While GAO surveyed private and public pension systems on these alternative "risky investments that seek exceptional returns," the report notes that "Public sector plans, such as those at the state, county and municipal levels, are not subject to funding, vesting, and most other requirements applicable to private sector defined benefit pension plans ...."
Another big difference GAO fails to mention is that private pensioners can lose benefits, while public pensioners cannot. No matter how much politicians, fund managers, brokers, placement agents and other insider pension parasites loot and pillage public plans, taxpayers are on the hook for it.
If politicians can't extort enough from residents and businesses to pay pension benefits, next on the hit list are children, the poor, elderly, ill and helpless.
Then younger public servants will have to pay more, get less or lose their jobs entirely.
And, finally, bondholders might have to actually acknowledge some of the risk they took on when they loaned money to governments without carefully checking the books.

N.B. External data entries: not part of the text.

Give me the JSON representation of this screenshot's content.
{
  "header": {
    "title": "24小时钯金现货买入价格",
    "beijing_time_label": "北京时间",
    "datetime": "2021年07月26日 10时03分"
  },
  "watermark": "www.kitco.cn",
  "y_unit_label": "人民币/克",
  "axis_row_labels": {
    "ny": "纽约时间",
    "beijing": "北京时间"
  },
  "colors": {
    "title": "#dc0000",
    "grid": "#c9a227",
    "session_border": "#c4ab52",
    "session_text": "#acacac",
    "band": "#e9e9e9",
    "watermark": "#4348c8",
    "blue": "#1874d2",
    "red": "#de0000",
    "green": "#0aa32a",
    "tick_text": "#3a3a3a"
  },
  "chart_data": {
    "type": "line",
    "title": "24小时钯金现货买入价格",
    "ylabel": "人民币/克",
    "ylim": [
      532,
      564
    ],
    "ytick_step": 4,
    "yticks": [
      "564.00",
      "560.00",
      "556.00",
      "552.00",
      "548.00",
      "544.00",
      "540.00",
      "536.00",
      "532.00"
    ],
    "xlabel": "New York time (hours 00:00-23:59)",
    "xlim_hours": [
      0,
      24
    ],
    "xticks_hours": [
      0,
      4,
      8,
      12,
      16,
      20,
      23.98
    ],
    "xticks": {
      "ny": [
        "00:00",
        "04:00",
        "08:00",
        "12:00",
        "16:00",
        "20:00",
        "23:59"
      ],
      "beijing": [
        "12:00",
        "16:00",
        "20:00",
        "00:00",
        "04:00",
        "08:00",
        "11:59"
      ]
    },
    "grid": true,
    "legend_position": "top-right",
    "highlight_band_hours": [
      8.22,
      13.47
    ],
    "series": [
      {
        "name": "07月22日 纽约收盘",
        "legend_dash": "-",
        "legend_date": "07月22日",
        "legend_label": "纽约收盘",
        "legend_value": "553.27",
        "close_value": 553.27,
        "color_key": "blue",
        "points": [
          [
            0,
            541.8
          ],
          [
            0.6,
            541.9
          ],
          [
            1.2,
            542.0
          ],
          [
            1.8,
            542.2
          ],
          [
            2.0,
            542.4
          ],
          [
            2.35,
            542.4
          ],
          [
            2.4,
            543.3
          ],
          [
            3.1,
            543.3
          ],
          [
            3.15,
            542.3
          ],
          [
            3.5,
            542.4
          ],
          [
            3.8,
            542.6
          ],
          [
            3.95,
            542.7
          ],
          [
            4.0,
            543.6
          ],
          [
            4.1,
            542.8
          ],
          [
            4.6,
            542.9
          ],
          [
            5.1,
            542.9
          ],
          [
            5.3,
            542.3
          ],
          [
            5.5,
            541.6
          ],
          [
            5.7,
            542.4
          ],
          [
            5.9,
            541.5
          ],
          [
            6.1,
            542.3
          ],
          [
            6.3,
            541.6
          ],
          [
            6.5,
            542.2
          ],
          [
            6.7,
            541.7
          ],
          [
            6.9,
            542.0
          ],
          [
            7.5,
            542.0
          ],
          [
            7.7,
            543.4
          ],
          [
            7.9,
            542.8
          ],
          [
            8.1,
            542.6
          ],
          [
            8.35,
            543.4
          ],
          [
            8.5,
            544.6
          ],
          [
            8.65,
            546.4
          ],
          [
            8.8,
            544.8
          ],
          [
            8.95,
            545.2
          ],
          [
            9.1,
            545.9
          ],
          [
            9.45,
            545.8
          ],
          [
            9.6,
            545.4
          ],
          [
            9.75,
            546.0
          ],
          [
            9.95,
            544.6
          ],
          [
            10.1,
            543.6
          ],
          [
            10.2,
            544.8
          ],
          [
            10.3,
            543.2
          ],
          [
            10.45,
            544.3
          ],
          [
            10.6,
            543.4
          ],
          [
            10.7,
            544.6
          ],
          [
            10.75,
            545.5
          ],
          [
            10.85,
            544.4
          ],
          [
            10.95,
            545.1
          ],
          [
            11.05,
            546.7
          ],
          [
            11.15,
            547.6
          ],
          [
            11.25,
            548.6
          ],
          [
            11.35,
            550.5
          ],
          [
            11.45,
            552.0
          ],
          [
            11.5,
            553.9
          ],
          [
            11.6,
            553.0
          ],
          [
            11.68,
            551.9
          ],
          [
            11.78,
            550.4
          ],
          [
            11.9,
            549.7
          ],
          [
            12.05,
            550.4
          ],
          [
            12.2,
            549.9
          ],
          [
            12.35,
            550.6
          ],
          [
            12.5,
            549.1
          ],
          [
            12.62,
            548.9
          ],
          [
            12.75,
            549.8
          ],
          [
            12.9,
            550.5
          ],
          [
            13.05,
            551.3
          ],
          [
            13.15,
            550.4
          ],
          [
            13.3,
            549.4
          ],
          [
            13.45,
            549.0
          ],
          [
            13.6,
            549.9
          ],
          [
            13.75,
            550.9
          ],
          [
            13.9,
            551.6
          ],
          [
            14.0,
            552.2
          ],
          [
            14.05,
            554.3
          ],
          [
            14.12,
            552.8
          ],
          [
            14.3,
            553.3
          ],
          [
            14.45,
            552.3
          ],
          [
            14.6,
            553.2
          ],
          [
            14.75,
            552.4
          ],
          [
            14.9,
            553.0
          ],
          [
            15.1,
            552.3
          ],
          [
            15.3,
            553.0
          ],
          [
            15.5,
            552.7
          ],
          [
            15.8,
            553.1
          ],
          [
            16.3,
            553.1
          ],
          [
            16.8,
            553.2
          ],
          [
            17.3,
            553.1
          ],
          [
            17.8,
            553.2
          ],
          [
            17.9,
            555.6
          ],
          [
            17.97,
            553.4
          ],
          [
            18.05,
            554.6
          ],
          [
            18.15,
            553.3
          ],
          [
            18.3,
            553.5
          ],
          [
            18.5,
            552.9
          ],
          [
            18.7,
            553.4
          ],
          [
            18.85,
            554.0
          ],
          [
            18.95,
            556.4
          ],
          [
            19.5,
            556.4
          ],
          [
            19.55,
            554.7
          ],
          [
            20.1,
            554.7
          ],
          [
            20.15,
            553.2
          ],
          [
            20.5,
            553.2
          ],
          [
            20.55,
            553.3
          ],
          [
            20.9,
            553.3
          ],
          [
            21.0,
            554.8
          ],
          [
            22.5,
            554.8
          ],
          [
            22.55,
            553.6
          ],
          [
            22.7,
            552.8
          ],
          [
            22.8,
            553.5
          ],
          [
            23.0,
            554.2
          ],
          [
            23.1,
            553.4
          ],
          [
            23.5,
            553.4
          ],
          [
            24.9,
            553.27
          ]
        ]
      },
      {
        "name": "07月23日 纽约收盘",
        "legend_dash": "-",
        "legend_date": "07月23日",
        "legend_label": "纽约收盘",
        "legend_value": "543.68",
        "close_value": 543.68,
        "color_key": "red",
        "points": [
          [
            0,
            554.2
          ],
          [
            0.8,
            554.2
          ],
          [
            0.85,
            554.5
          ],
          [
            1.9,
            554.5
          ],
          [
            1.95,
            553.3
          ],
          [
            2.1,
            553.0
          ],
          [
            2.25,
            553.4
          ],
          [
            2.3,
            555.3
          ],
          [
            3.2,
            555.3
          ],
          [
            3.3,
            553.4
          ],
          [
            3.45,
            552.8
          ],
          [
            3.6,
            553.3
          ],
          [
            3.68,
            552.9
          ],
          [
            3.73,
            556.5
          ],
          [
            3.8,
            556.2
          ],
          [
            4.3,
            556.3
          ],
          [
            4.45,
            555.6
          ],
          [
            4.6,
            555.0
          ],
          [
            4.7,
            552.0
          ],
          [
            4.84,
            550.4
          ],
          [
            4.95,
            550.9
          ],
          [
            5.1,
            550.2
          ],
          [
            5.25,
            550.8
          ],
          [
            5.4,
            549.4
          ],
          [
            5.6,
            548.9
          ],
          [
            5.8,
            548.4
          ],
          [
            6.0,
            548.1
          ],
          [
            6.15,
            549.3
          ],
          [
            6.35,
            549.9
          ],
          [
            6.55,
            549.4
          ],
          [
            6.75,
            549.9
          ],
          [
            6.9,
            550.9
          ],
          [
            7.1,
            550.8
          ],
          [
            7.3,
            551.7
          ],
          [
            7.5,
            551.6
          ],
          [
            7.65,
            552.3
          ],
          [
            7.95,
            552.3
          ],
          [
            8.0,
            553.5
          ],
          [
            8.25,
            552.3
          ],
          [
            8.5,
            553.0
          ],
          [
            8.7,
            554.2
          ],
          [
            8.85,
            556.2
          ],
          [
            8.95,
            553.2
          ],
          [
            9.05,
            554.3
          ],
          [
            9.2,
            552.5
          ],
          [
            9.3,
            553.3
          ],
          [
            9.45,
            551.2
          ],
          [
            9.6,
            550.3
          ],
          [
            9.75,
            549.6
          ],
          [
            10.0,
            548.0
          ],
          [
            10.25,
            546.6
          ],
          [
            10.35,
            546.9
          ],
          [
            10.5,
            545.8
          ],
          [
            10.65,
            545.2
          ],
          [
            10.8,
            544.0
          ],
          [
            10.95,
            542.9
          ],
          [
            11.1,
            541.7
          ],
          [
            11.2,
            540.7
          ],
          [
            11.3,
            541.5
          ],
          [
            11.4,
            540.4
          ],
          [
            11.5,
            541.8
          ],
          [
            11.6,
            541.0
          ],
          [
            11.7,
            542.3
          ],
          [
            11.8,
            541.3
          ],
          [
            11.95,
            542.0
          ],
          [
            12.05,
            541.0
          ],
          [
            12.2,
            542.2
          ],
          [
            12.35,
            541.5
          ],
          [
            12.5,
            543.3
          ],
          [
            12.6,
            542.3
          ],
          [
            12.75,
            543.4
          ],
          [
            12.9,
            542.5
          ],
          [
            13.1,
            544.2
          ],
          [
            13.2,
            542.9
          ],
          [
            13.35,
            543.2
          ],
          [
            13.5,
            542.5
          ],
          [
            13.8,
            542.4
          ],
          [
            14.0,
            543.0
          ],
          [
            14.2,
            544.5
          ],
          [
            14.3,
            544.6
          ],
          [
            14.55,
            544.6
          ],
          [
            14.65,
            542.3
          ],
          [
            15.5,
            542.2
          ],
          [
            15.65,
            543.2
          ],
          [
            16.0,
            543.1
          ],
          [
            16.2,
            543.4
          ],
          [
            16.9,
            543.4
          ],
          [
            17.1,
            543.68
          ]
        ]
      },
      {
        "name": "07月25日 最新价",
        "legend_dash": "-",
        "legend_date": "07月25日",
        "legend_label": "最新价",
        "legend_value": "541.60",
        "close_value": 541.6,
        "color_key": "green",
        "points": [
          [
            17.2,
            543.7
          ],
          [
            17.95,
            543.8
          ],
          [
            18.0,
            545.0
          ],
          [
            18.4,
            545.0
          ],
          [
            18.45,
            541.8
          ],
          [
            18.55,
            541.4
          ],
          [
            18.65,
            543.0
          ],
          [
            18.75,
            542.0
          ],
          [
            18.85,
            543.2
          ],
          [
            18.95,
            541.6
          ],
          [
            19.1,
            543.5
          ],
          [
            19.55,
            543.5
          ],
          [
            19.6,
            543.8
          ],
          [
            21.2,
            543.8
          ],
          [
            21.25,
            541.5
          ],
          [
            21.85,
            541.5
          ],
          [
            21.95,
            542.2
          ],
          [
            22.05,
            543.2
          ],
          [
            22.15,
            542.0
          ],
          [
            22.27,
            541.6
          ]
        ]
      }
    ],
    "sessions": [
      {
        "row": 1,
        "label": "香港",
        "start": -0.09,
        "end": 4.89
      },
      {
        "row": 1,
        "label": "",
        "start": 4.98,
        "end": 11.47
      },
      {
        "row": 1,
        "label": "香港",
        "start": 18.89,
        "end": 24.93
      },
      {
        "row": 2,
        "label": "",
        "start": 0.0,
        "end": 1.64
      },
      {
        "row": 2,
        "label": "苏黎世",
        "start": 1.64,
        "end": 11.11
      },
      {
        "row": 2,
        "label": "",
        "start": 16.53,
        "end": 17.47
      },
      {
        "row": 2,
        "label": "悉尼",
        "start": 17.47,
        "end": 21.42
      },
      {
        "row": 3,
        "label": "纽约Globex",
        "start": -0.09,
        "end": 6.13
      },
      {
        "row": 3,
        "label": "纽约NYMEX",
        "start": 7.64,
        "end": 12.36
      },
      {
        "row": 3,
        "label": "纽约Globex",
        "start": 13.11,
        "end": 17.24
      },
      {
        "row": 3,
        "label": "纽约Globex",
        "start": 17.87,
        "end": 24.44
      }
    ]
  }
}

Certainly, state and municipal pension plans are perfect corruption machines at five levels:
- Built in is the "moral hazard" of politicians making promises they know they don't have to keep;
- Then there is their unfettered power to lie and cheat in accounting value;
- That lets them secretly drain pension funds as open-ended credit cards that don't show up on the books;
- The workers politicians betray have the power to keep putting them in office, and best of all;
- Lack of pension transparency lets politicians secretly enrich contributors and cronies.
If residents and businesses paying taxes to support this corruption machine and the public workers victimized by it want some insight into why politicians and pension insiders love alternative investments, take a look at the latest Maryland Department of Legislative Services Office of Policy Analysis Annual Retirement and Pension System's Investment Overview of the State Retirement and Pension System and State Retirement Agency.
"The SRPS incurred $219.6 million in investment management fees in fiscal 2011. As shown in Exhibit 5, management fees for the plan as a whole grew at roughly the same pace as total assets for the first time in several years. ... However, in several asset classes, fees grew at a substantially different pace than assets. For instance, absolute return assets grew by 15.6%, compared with a 73.3% increase in fees."
Then the report says in bold-face type: "DLS recommends that the board and SRA explain the divergent growth rates between assets and fees for the private equity and absolute return asset classes. The board and agency should also brief the committee on their efforts to negotiate lower management fees during this extended period when competition for institutional assets has been high."
The best one of all is British company Record Currency Management. From 2010 to 2011, the Currency investments category lost $360 million at a cost of $13.4 million in fees.
"Therefore, DLS recommends that the board and SRA provide a full explanation of the fiscal 2011 losses engendered by the currency overlay program. The explanation should include any steps taken to enhance the manager's agility in responding to sudden changes in currency exchange rates and to minimize the chances of such losses occurring again. It should also address their efforts to clarify reporting of the program's overall effect on the fund's performance."
Even in the supposedly docile Domestic Equity investments, DLS said, "The shift from passive to active management of domestic equity assets is the primary factor behind the increase in fees paid to domestic equity managers. Unfortunately, the increase in fees in this asset class has not generated improved performance. ..."
"DLS recommends that the board and SRA explain the reasons for the underperformance of its passive domestic equity manager."
Explain? How about clawing our money back?
Overall, since 2007 Maryland pension funds dropped more than $3.7 billion, leaving them $18 billion below where they promised to be by 2011. At the same time, pension obligations increased more than $5 billion. That is a death spiral.
To one degree or another The People's Democratic Republic of Maryland represents what is happening in state and municipal defined benefit pension plans all over our nation.
The big question is: Who got these deals and how?
Even as politicians and managers run up a hidden and growing $4 trillion debt future taxpayers and public workers must pay, an elite clique of insiders is making billions of dollars off the doomed system playing high roller with other peoples' money.
It is endemically corrupt. It cannot be reformed. The only solution is to freeze all plans now and shift to defined contribution systems that put workers in control of how their money and taxpayer contributions are invested.